Look at the current environment with the concept of ‘Flattening’ in mind.

Internal combustion automobiles are in the early stages of being ‘flattened’. This has been initiated by Tesla, in parallel with the batteries required to run the cars, but which will have huge implications across the energy sector.

Coal, the dominant world source of energy has suddenly become a pariah. It is polluting the atmosphere with the attendant changes in climate, leading to rapid growth of renewables, both personal and commercial scale. New fossil fuel projects, especially coal, are now being locked out of capital markets as they see their investments being stranded. Only idiot governments with an eye to donors is keeping them alive via subsidy and barriers to entry of renewables.

The tide however is inexorable, and fossil fuel will be redundant soon. As Hemingway noted in the Sun also Rises, when one of his characters was asked how they went bankrupt:  “Gradually, then suddenly’ was the response.

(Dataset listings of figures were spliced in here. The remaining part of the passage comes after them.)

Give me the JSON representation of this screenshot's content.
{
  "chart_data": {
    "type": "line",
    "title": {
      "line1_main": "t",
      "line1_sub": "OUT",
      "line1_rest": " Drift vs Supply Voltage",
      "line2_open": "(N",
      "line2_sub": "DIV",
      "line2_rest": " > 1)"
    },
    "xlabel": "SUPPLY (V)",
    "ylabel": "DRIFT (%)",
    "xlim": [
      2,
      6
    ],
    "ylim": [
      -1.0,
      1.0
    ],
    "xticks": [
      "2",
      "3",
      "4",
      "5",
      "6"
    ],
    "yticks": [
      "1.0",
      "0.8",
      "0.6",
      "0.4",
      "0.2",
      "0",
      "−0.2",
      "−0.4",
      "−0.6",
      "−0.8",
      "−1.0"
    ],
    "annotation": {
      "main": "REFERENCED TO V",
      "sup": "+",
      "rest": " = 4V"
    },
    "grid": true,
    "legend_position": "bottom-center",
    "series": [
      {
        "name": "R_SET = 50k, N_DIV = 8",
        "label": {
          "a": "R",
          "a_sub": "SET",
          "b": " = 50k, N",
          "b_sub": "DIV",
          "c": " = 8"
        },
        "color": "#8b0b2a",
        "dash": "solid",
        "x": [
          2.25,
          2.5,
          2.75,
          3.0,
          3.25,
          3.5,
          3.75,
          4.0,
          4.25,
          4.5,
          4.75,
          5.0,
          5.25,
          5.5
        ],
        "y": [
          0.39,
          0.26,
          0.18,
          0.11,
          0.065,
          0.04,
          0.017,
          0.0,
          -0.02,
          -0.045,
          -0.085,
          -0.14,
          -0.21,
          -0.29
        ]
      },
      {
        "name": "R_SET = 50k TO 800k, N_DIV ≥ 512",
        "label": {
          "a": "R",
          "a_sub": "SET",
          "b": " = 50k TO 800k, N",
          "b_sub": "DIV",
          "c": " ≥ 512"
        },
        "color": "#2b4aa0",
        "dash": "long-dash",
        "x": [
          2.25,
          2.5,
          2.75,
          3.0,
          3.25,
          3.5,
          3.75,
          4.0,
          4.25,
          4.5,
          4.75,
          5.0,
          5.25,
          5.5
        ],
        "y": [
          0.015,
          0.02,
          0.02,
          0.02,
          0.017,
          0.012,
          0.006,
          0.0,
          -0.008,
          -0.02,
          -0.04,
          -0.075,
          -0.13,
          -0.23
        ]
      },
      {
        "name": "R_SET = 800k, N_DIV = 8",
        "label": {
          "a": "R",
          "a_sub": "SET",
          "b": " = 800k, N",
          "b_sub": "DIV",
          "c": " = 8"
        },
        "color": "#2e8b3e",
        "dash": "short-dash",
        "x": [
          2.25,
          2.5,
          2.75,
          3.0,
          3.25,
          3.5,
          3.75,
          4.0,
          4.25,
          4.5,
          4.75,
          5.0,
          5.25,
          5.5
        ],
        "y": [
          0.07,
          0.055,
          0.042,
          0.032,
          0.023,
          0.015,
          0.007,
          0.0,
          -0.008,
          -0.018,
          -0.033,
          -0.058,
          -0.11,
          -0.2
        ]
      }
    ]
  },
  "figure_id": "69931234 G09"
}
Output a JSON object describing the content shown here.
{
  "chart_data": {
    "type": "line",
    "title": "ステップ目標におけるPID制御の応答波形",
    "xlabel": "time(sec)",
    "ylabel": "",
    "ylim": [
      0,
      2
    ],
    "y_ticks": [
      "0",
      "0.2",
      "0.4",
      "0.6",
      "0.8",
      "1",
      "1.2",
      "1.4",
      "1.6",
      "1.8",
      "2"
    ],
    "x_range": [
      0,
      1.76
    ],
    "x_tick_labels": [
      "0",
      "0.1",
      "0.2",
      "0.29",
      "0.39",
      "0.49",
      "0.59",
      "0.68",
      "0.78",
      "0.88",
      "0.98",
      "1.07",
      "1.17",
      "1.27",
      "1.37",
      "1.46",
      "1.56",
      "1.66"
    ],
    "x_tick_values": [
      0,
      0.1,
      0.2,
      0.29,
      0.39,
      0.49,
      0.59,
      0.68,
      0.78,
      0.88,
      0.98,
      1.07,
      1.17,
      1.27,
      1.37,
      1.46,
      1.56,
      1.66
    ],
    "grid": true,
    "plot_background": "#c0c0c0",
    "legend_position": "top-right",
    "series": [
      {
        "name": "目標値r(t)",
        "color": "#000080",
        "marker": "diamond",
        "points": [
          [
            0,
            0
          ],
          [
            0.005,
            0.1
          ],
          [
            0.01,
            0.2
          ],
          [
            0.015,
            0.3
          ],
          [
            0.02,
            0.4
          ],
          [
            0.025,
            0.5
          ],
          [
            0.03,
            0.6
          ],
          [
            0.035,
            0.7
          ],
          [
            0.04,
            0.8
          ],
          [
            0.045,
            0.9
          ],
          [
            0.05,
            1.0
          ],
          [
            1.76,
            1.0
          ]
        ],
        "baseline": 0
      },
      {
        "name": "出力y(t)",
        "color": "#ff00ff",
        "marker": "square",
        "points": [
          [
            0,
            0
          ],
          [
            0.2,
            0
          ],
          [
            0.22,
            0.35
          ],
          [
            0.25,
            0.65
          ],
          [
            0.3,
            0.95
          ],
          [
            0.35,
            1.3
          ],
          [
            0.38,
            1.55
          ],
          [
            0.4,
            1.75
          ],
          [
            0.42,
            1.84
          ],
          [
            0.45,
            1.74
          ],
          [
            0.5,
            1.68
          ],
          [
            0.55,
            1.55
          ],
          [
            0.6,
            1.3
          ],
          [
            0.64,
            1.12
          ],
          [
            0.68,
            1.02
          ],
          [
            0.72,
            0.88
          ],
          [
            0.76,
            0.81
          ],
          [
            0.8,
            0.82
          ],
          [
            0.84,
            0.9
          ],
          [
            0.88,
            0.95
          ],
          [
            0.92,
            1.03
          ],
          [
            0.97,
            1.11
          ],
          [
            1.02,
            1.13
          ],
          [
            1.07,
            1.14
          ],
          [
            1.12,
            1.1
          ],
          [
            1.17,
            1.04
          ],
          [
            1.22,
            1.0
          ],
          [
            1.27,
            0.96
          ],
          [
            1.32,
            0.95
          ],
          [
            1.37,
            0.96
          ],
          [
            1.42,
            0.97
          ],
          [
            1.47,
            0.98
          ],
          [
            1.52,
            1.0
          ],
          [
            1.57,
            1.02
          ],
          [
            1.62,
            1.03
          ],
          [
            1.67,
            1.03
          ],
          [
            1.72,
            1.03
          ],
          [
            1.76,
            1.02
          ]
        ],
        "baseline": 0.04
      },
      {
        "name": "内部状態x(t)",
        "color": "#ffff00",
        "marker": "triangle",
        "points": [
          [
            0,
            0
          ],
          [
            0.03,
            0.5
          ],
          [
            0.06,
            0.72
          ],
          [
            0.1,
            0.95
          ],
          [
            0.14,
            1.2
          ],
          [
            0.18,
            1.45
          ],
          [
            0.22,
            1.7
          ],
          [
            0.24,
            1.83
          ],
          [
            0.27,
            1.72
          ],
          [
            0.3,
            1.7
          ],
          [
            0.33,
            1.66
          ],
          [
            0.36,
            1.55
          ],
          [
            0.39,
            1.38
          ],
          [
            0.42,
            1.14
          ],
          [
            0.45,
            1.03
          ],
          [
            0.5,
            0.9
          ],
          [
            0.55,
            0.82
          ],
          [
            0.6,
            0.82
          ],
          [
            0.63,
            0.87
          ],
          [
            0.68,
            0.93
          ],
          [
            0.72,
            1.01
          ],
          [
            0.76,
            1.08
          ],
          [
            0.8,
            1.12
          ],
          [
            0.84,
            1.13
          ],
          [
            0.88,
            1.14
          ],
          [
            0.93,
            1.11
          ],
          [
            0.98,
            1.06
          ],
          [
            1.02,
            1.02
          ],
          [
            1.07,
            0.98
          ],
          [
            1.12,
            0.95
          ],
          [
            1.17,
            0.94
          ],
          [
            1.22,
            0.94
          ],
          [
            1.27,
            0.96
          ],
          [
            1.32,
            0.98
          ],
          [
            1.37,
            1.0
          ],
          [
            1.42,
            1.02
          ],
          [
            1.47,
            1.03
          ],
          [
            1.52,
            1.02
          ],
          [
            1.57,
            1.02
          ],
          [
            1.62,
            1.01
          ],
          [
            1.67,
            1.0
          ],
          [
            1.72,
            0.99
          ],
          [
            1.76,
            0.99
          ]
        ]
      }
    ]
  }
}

That is what is happening in power generation.

Renewables have been around for 25 years, slowly evolving as the technology improved. It seems to me we are at, or almost at, the ‘Suddenly’ point. In the absence of being in front of the wave of changes, we will be left behind in the technical race to build the new industries that will emerge, again.

Flattening is also happening in some way in your domain, it is the normal course of development. the challenge is to see the elephant and react to it in time.

 

 

The gestation period of innovation

The gestation period of innovation

 

Usually the term ‘gestation period’ the time between conception and birth, is used for mammals, but it is just as relevant for innovation.

In the animal world, it is a fixed and consistent period for each species, varying from the 12 days it takes the Virginian opossum, to 22 months for the Indian elephant.

The definitional complications of using the term for commercial innovation come from the uncertainty in fixing the time of conception and birth.

The best definition I have seen of innovation is the one used by Sir Ken Robinson: ‘Innovation is an original idea that has value’. It is however just one of many.

Is that new flavour of product ‘A’ touted by the marketing department really an innovation, or just a line extension?

Is that fascinating scientific phenomena observed for the first time an innovation, or just something interesting to scientists that is waiting around for a commercial use to be created?

I remember seeing for the first time in 2006 the TED presentation by Jeff Han of the multi-touch interface. He had fun playing with it on the stage, but seemed unsure of the direction to commercialisation.  Since then, the technology has been incorporated in every smartphone. Was the gestation started when Eric Johnson published a paper and was granted a patent in 1969, when Bell Labs Bob Boie first created the transparent multi-touch interface in 1984, when the PhD student in Jeff Han’s lab mastered the maths to make images interactive, or when Apple  decided to apply the technology to the first touchscreen iPhone in 2007.

The gestation of market changing ‘Innovation’ is typically long, much longer than is easily recognised when you look at the end product.

The angst created by the sudden emergence of mRNA vaccines for Covid is widespread. However, it is misleading when you know that the mRNA molecule was first theorised in the early fifties, isolated in the lab in 1961, and worked on continuously at a low level by some major players,  particularly after CRISPR technology was developed. Covid was just the catalyst that enabled 70 years of work to be brought to market at a speed that appeared to be unprecedented.

On the other hand, the marketing team I led in the late 90’s brought ‘Dare’ flavoured milk to market in 12 weeks. While it was and remains a commercial success, there was nothing new involved, just a smart rearrangement of existing packaging and market positioning in the large and then undeveloped flavoured milk market.